Asylum stay policy is upheld
NEW ORLEANS – A federal appeals court has dealt another blow to the Biden administration’s attempt to undo former President Donald Trump’s policy requiring people seeking asylum in the United States to remain in Mexico while their asylum claims are being processed.
In a Monday night ruling, the 5th U.S. Circuit Court of Appeals in New Orleans upheld a Texas-based federal judge’s decision maintaining Trump’s policy, formally known as the “Migrant Protection Protocols.”
President Joe Biden’s administration had appealed the August decision but also began working with Mexico to reimplement the policy while the legal battle continued.

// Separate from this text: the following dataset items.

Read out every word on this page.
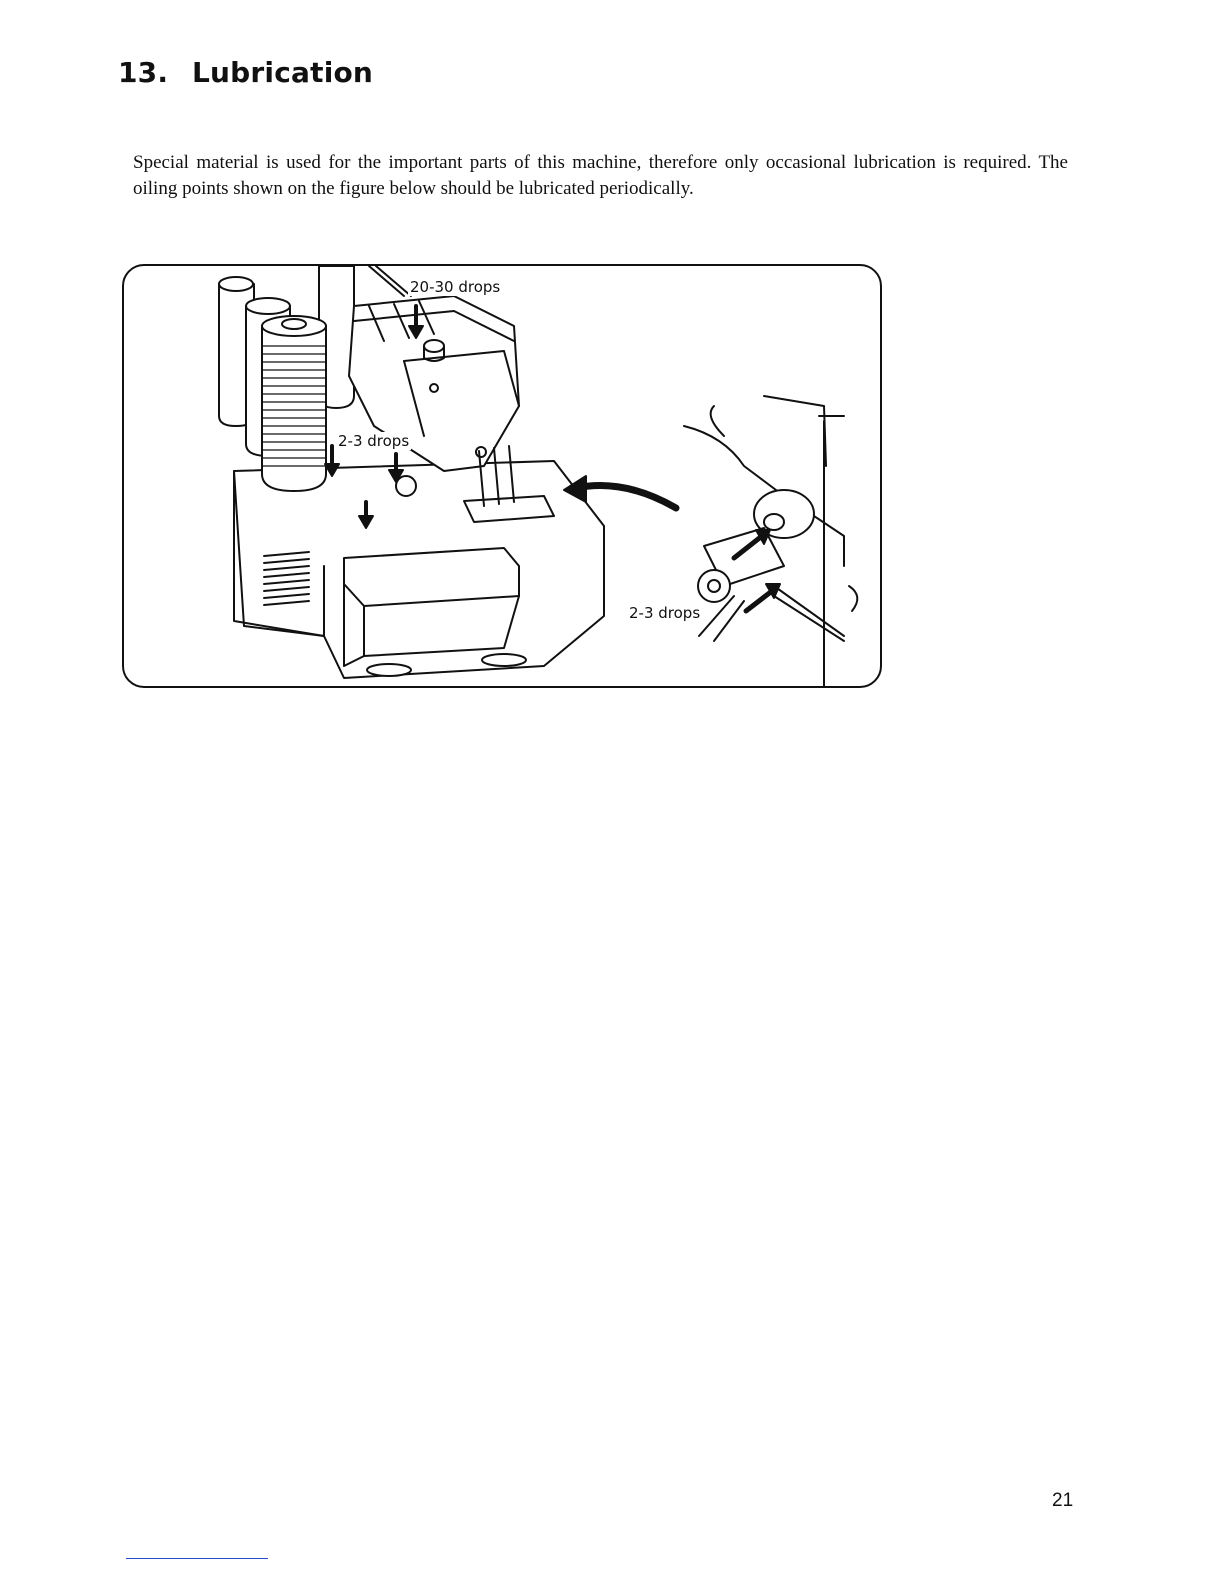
13. Lubrication

Special material is used for the important parts of this machine, therefore only occasional lubrication is required. The oiling points shown on the figure below should be lubricated periodically.

20-30 drops
2-3 drops
2-3 drops
21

Monday’s ruling by three 5th Circuit judges said the administration’s move to end the policy was arbitrary and violated a federal immigration statute requiring detention of those in the country illegally pending removal proceedings. If there is no capacity to detain them, Judge Andrew Oldham wrote for the panel, the statute allows the Department of Homeland Security to return them to “contiguous territories” while proceedings are pending.

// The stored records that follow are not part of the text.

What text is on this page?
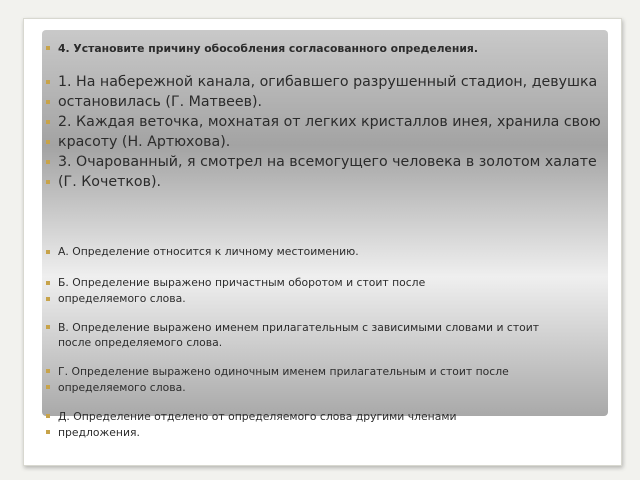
4. Установите причину обособления согласованного определения.
1. На набережной канала, огибавшего разрушенный стадион, девушка
остановилась (Г. Матвеев).
2. Каждая веточка, мохнатая от легких кристаллов инея, хранила свою
красоту (Н. Артюхова).
3. Очарованный, я смотрел на всемогущего человека в золотом халате
(Г. Кочетков).
А. Определение относится к личному местоимению.
Б. Определение выражено причастным оборотом и стоит после
определяемого слова.
В. Определение выражено именем прилагательным с зависимыми словами и стоит
после определяемого слова.
Г. Определение выражено одиночным именем прилагательным и стоит после
определяемого слова.
Д. Определение отделено от определяемого слова другими членами
предложения.
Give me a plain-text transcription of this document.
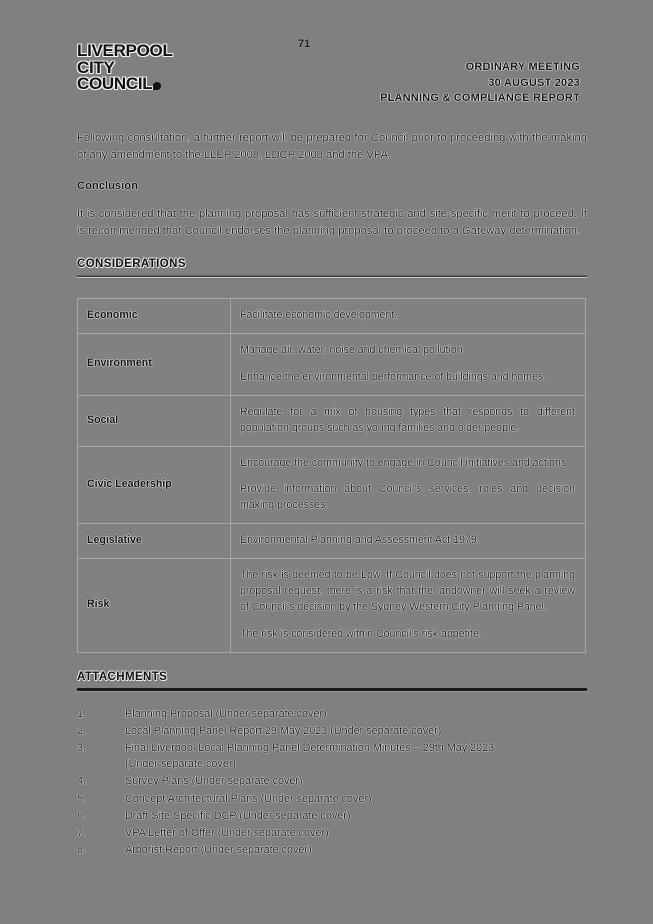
LIVERPOOL
CITY
COUNCIL
71
ORDINARY MEETING
30 AUGUST 2023
PLANNING & COMPLIANCE REPORT

Following consultation, a further report will be prepared for Council prior to proceeding with the making of any amendment to the LLEP 2008, LDCP 2008 and the VPA.

Conclusion

It is considered that the planning proposal has sufficient strategic and site-specific merit to proceed. It is recommended that Council endorses the planning proposal to proceed to a Gateway determination.

CONSIDERATIONS
Economic	Facilitate economic development.

Environment	Manage air, water, noise and chemical pollution.

Enhance the environmental performance of buildings and homes.

Social	Regulate for a mix of housing types that responds to different population groups such as young families and older people.

Civic Leadership	Encourage the community to engage in Council initiatives and actions

Provide information about Council's services, roles and decision making processes.

Legislative	Environmental Planning and Assessment Act 1979.

Risk	The risk is deemed to be Low. If Council does not support the planning proposal request, there is a risk that the landowner will seek a review of Council's decision by the Sydney Western City Planning Panel.

The risk is considered within Council's risk appetite.

ATTACHMENTS
1.	Planning Proposal (Under separate cover)
2.	Local Planning Panel Report 29 May 2023 (Under separate cover)
3.	Final Liverpool Local Planning Panel Determination Minutes – 29th May 2023
(Under separate cover)
4.	Survey Plans (Under separate cover)
5.	Concept Architectural Plans (Under separate cover)
6.	Draft Site Specific DCP (Under separate cover)
7.	VPA Letter of Offer (Under separate cover)
8.	Arborist Report (Under separate cover)
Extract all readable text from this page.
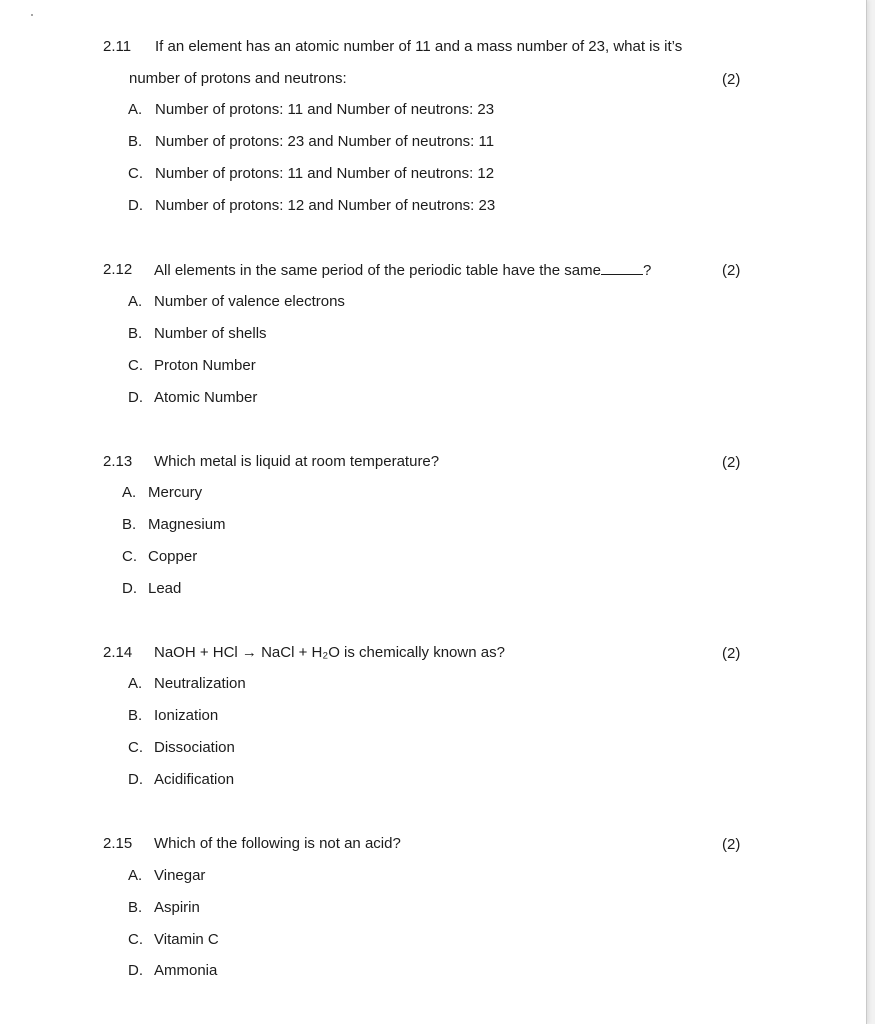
2.11 If an element has an atomic number of 11 and a mass number of 23, what is it’s
number of protons and neutrons:	(2)
A. Number of protons: 11 and Number of neutrons: 23
B. Number of protons: 23 and Number of neutrons: 11
C. Number of protons: 11 and Number of neutrons: 12
D. Number of protons: 12 and Number of neutrons: 23
2.12 All elements in the same period of the periodic table have the same	?	(2)
A. Number of valence electrons
B. Number of shells
C. Proton Number
D. Atomic Number
2.13 Which metal is liquid at room temperature?	(2)
A. Mercury
B. Magnesium
C. Copper
D. Lead
2.14 NaOH + HCl → NaCl + H₂O is chemically known as?	(2)
A. Neutralization
B. Ionization
C. Dissociation
D. Acidification
2.15 Which of the following is not an acid?	(2)
A. Vinegar
B. Aspirin
C. Vitamin C
D. Ammonia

Biden suspended the program on his first day in office in January, and Homeland Security Secretary Alejandro Mayorkas formally ended it in June. But Missouri and Texas sued to reinstate it. Texas-based U.S. District Judge Matthew Kacsmaryk issued an injunction keeping the policy in play, saying the administration failed to follow required procedures for ending it and did not have capacity to detain all asylum-seekers.